Часа через два, пьяненькие, они ввалились в квартиру Куприка, грязную, давно не ремонтировавшуюся, расположенную где-то в запутанных переулках старой Москвы. «Живу, брат, один как перст, убирать некому, поэтому того… немного неуютно у меня», — говорил Куприк, опоражнивая портфель от коньячных бутылок и свертков.

«А я, знаете, Валя, люблю помогать молодым талантам. Кроме того, вы нравитесь мне

как человек. И я не позволю, чтобы вас критиковали теперь в печати. Не позволю..»

И с тех пор его произведения не критиковали, о его рассказах и повестях не спорили. Их просто хвалили, сперва осторожно и сдержанно, а потом все восторженнее…

2

— Что наша Белоярка?! Мелеют Волга, Обь, Енисей, Лена… Мелеет Дон. Недавно я был в верховьях Дона, в сельце Монастырщина, там, где шестьсот лет назад войска великого князя Дмитрия Ивановича переправлялись через реку, чтобы вступить в битву с ордами Мамая. Мария Ивановна, как историк, знает, что тогда через Дон были построены мосты, а после переправы русских войск, чтобы ликвидировать возможность отступления, мосты были сожжены. А сейчас Дон в том месте — лошади по колено, ширина его, ну, метров с пятнадцать. А то и меньше.

— Неужели? — не поверила Мария Ивановна, жена Сапожникова.

— Именно! А речки Нижний Дубик, куда упиралось правое крыло русских войск, вообще нету. Давно высохла, русло ее затравенело, там деревенские козы да гуси пасутся.

— А что тебя занесло туда? — спросил Сапожников. — Никак, о Куликовской битве что-то пишешь?

— Пишешь.. — вздохнул невесело Чернышов, отодвинул выпитую чайную чашку. — Спасибо. Пойду к себе в гостиницу.

— Мы с Машей тебя проводим, — сказал Сапожников.

Леонид Гаврилович и Мария Ивановна жили в стандартной двухкомнатной квартире неподалеку от школы, их дети — дочь и сын — выросли, дочь была замужем за агрономом местного колхоза, сын заканчивал тот же педагогический институт, в котором учились в свое время и Чернышов, и Сапожников, и Мария Ивановна, бывшая тогда Машей Дмитренко.

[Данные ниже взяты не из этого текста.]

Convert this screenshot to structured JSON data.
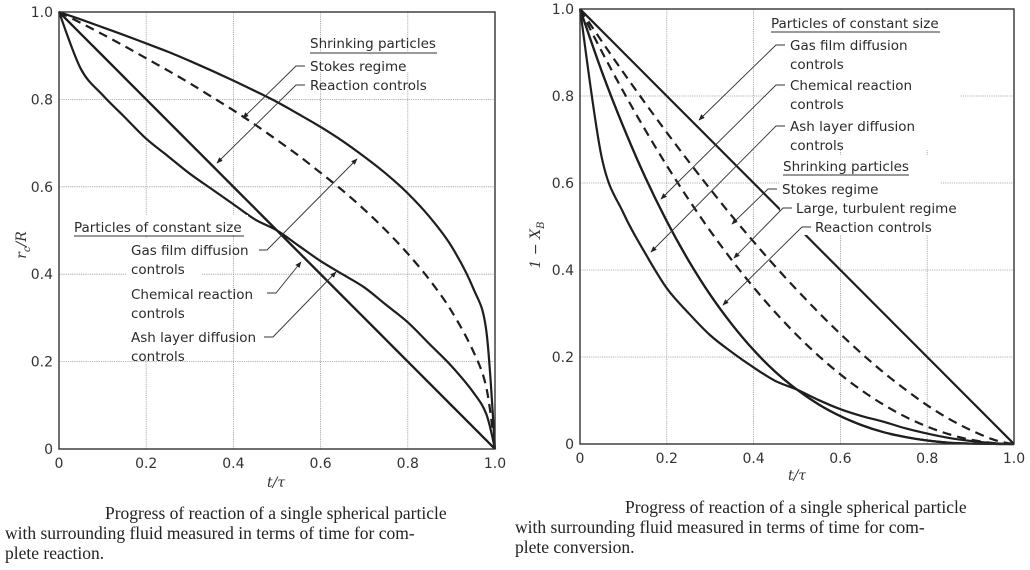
{
  "chart_data": [
    {
      "type": "line",
      "title": "",
      "xlabel": "t/τ",
      "ylabel": "r_c/R",
      "ylabel_main": "r",
      "ylabel_sub": "c",
      "ylabel_tail": "/R",
      "xlim": [
        0,
        1.0
      ],
      "ylim": [
        0,
        1.0
      ],
      "grid": true,
      "xticks": [
        "0",
        "0.2",
        "0.4",
        "0.6",
        "0.8",
        "1.0"
      ],
      "yticks": [
        "0",
        "0.2",
        "0.4",
        "0.6",
        "0.8",
        "1.0"
      ],
      "x": [
        0,
        0.05,
        0.1,
        0.15,
        0.2,
        0.25,
        0.3,
        0.35,
        0.4,
        0.45,
        0.5,
        0.55,
        0.6,
        0.65,
        0.7,
        0.75,
        0.8,
        0.85,
        0.9,
        0.95,
        0.98,
        1.0
      ],
      "series": [
        {
          "name": "Gas film diffusion controls",
          "group": "Particles of constant size",
          "style": "solid",
          "values": [
            1,
            0.983,
            0.965,
            0.947,
            0.928,
            0.909,
            0.888,
            0.866,
            0.843,
            0.819,
            0.794,
            0.766,
            0.737,
            0.705,
            0.669,
            0.63,
            0.585,
            0.531,
            0.464,
            0.368,
            0.271,
            0
          ]
        },
        {
          "name": "Chemical reaction controls",
          "group": "Particles of constant size",
          "style": "solid",
          "values": [
            1,
            0.95,
            0.9,
            0.85,
            0.8,
            0.75,
            0.7,
            0.65,
            0.6,
            0.55,
            0.5,
            0.45,
            0.4,
            0.35,
            0.3,
            0.25,
            0.2,
            0.15,
            0.1,
            0.05,
            0.02,
            0
          ]
        },
        {
          "name": "Ash layer diffusion controls",
          "group": "Particles of constant size",
          "style": "solid",
          "values": [
            1,
            0.87,
            0.81,
            0.76,
            0.71,
            0.67,
            0.63,
            0.595,
            0.56,
            0.525,
            0.5,
            0.465,
            0.43,
            0.4,
            0.37,
            0.33,
            0.29,
            0.24,
            0.19,
            0.13,
            0.08,
            0
          ]
        },
        {
          "name": "Stokes regime",
          "group": "Shrinking particles",
          "style": "dashed",
          "values": [
            1,
            0.975,
            0.949,
            0.922,
            0.894,
            0.866,
            0.837,
            0.806,
            0.775,
            0.742,
            0.707,
            0.671,
            0.632,
            0.592,
            0.548,
            0.5,
            0.447,
            0.387,
            0.316,
            0.224,
            0.141,
            0
          ]
        },
        {
          "name": "Reaction controls",
          "group": "Shrinking particles",
          "style": "solid",
          "values": [
            1,
            0.95,
            0.9,
            0.85,
            0.8,
            0.75,
            0.7,
            0.65,
            0.6,
            0.55,
            0.5,
            0.45,
            0.4,
            0.35,
            0.3,
            0.25,
            0.2,
            0.15,
            0.1,
            0.05,
            0.02,
            0
          ]
        }
      ],
      "annotations": {
        "shrinking_header": "Shrinking particles",
        "stokes": "Stokes regime",
        "reaction": "Reaction controls",
        "constant_header": "Particles of constant size",
        "gas_film_1": "Gas film diffusion",
        "gas_film_2": "controls",
        "chem_1": "Chemical reaction",
        "chem_2": "controls",
        "ash_1": "Ash layer diffusion",
        "ash_2": "controls"
      },
      "caption_line1": "Progress of reaction of a single spherical particle",
      "caption_line2": "with surrounding fluid measured in terms of time for com-",
      "caption_line3": "plete reaction."
    },
    {
      "type": "line",
      "title": "",
      "xlabel": "t/τ",
      "ylabel": "1 − X_B",
      "ylabel_main": "1 − X",
      "ylabel_sub": "B",
      "xlim": [
        0,
        1.0
      ],
      "ylim": [
        0,
        1.0
      ],
      "grid": true,
      "xticks": [
        "0",
        "0.2",
        "0.4",
        "0.6",
        "0.8",
        "1.0"
      ],
      "yticks": [
        "0",
        "0.2",
        "0.4",
        "0.6",
        "0.8",
        "1.0"
      ],
      "x": [
        0,
        0.05,
        0.1,
        0.15,
        0.2,
        0.25,
        0.3,
        0.35,
        0.4,
        0.45,
        0.5,
        0.55,
        0.6,
        0.65,
        0.7,
        0.75,
        0.8,
        0.85,
        0.9,
        0.95,
        0.98,
        1.0
      ],
      "series": [
        {
          "name": "Gas film diffusion controls",
          "group": "Particles of constant size",
          "style": "solid",
          "values": [
            1,
            0.95,
            0.9,
            0.85,
            0.8,
            0.75,
            0.7,
            0.65,
            0.6,
            0.55,
            0.5,
            0.45,
            0.4,
            0.35,
            0.3,
            0.25,
            0.2,
            0.15,
            0.1,
            0.05,
            0.02,
            0
          ]
        },
        {
          "name": "Chemical reaction controls",
          "group": "Particles of constant size",
          "style": "solid",
          "values": [
            1,
            0.857,
            0.729,
            0.614,
            0.512,
            0.422,
            0.343,
            0.275,
            0.216,
            0.166,
            0.125,
            0.091,
            0.064,
            0.043,
            0.027,
            0.016,
            0.008,
            0.003,
            0.001,
            0.0001,
            0,
            0
          ]
        },
        {
          "name": "Ash layer diffusion controls",
          "group": "Particles of constant size",
          "style": "solid",
          "values": [
            1,
            0.659,
            0.531,
            0.439,
            0.358,
            0.301,
            0.25,
            0.211,
            0.176,
            0.145,
            0.125,
            0.101,
            0.08,
            0.064,
            0.051,
            0.036,
            0.024,
            0.014,
            0.007,
            0.002,
            0.0005,
            0
          ]
        },
        {
          "name": "Stokes regime",
          "group": "Shrinking particles",
          "style": "dashed",
          "values": [
            1,
            0.926,
            0.854,
            0.784,
            0.716,
            0.65,
            0.586,
            0.524,
            0.465,
            0.408,
            0.354,
            0.302,
            0.253,
            0.207,
            0.164,
            0.125,
            0.089,
            0.058,
            0.032,
            0.011,
            0.003,
            0
          ]
        },
        {
          "name": "Large, turbulent regime",
          "group": "Shrinking particles",
          "style": "dashed",
          "values": [
            1,
            0.9025,
            0.81,
            0.7225,
            0.64,
            0.5625,
            0.49,
            0.4225,
            0.36,
            0.3025,
            0.25,
            0.2025,
            0.16,
            0.1225,
            0.09,
            0.0625,
            0.04,
            0.0225,
            0.01,
            0.0025,
            0.0004,
            0
          ]
        },
        {
          "name": "Reaction controls",
          "group": "Shrinking particles",
          "style": "solid",
          "values": [
            1,
            0.857,
            0.729,
            0.614,
            0.512,
            0.422,
            0.343,
            0.275,
            0.216,
            0.166,
            0.125,
            0.091,
            0.064,
            0.043,
            0.027,
            0.016,
            0.008,
            0.003,
            0.001,
            0.0001,
            0,
            0
          ]
        }
      ],
      "annotations": {
        "constant_header": "Particles of constant size",
        "gas_film_1": "Gas film diffusion",
        "gas_film_2": "controls",
        "chem_1": "Chemical reaction",
        "chem_2": "controls",
        "ash_1": "Ash layer diffusion",
        "ash_2": "controls",
        "shrinking_header": "Shrinking particles",
        "stokes": "Stokes regime",
        "turbulent": "Large, turbulent regime",
        "reaction": "Reaction controls"
      },
      "caption_line1": "Progress of reaction of a single spherical particle",
      "caption_line2": "with surrounding fluid measured in terms of time for com-",
      "caption_line3": "plete conversion."
    }
  ]
}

Родители Маши были выходцами с Украины, отец, как и у Чернышова, погиб в конце сорок второго под Сталинградом, а через год сгорел худенький домишко, в котором она жила с матерью. Несчастье случилось поздним зимним вечером, часов в десять. Маша сидела за обеденным столом и готовила уроки, перед ней стояла старинная, расписного фарфора, лампа, заправленная бензином с солью. Керосина не было, мать за ведро картошки выменяла у кого-то литра четыре бензина, его крепко посолили, ибо считалось, что так пользоваться им более безопасно. Соленый бензин горел в лампе с громким треском, пламя сильно вздрагивало, по комнате метались темные всполохи. Но все же это было освещение, только вот лампа при пользовании бензином почему-то сильно раскалялась, мать то и дело говорила: «Долго-то не жги, лопнет, язви ее, так заживо спалимся». Опасения матери были не напрасны, лампа вдруг разлетелась с треском, на столе вспух огненный шар, отшвырнул девушку прочь, обрызгав ее и деревянные стены горящим бензином. Мать, лежавшая уже в постели, сорвалась с кровати, подскочила к ведру с водой, стоящему у печки, окатила корчившуюся в огне дочь.

Дом Дмитренков стоял рядом с чернышовским. Когда Валентин выскочил на улицу, у горящего дома метались люди с ведрами, бегали метров за двести к речке, черпали из проруби воду, выплескивали ее на взявшиеся сплошным пламенем стены. Возле дома стояла на снегу завернутая в ватное одеяло Маша Дмитренко, ее мать сидела рядом на стуле, обе молча и мрачно глядели, как погибает в ненасытном пламени их сиротское жилье.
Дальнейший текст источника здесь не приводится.